We have come to fear being seen as wrong. However, human beings make mistakes. One of the most powerful things we can do is admit our own wrongdoing. However, the admission is not enough to fix everything and that is why people are wary of such admissions. Financial responsibilities keep companies and governments from admitting their faults for fear of being seen to “cost too much”.  However, this ignores the less effable elements of our business, which is relationships with one another, before, after and beyond financial terms. We lose out on amounts unknown by biasing our communities to such extent that they do not even interact.

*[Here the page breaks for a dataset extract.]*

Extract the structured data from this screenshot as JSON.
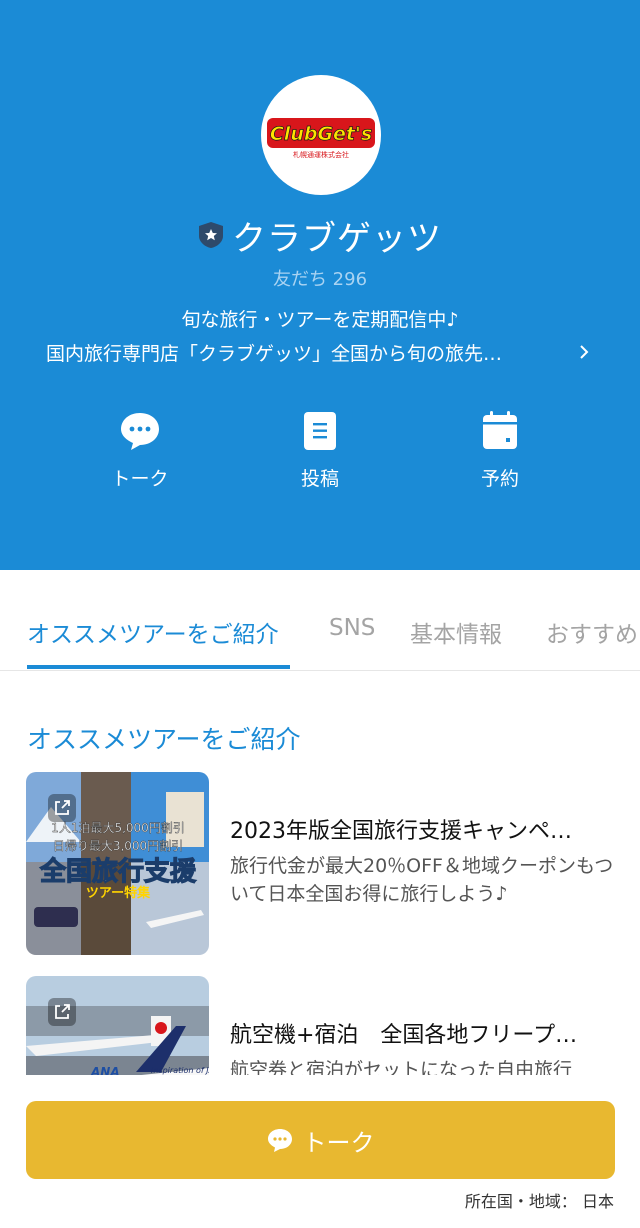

The most well intentioned relationships are made toxic by presumption without regard for one another’s integrity as persons. This is true from the parent/child, romantic partners and friendship level through to collective interactions of teams and their supporters, companies, governments and “peoples”. This cannot be mended in any way other than the admission that it was wrong to not value the other as an equal person. And furthermore to mend our ways and move forward with one another valuing our joint journey and seeing one another’s victories as shared victories if these victories help us to share more similar experiences and diminish that which divides us.

How then do we balance the need to view others as persons and equals but not cede truth to everyone without respect to objective truth? This is the question that maddens the masses. For surely we are not proposing that all views are equal. We are not yet hearing suggestions that all laws be done away with because all views are equal including all hither to illegal ones. We are therefore admitting that there are indeed “some truths”.

What we need then is a new articulation of how to find this truth. We need guiding principles that we can agree upon for how we negotiate views we find disagreeable without dismissing them out of hand. Traditionally, this has been the role of logic. We call such principles “reasons” for good reason. But we have had “reasons” for many bad decisions. Perhaps it is time to include “feeling” with a greater respect than we’ve had for some time. Perhaps we need a humility of the whole: the whole person, community and broader society. Perhaps.

I don’t know if there is truly a clear “universal truth”. But I suppose we ought to hear a few other perspectives about that.

Michael Storey is an increasingly humbled teacher in Richmond Hill who thanks the people around him for the longsuffering that they have shown him when he didn’t properly reciprocate. If you have something to say, “I’m listening.”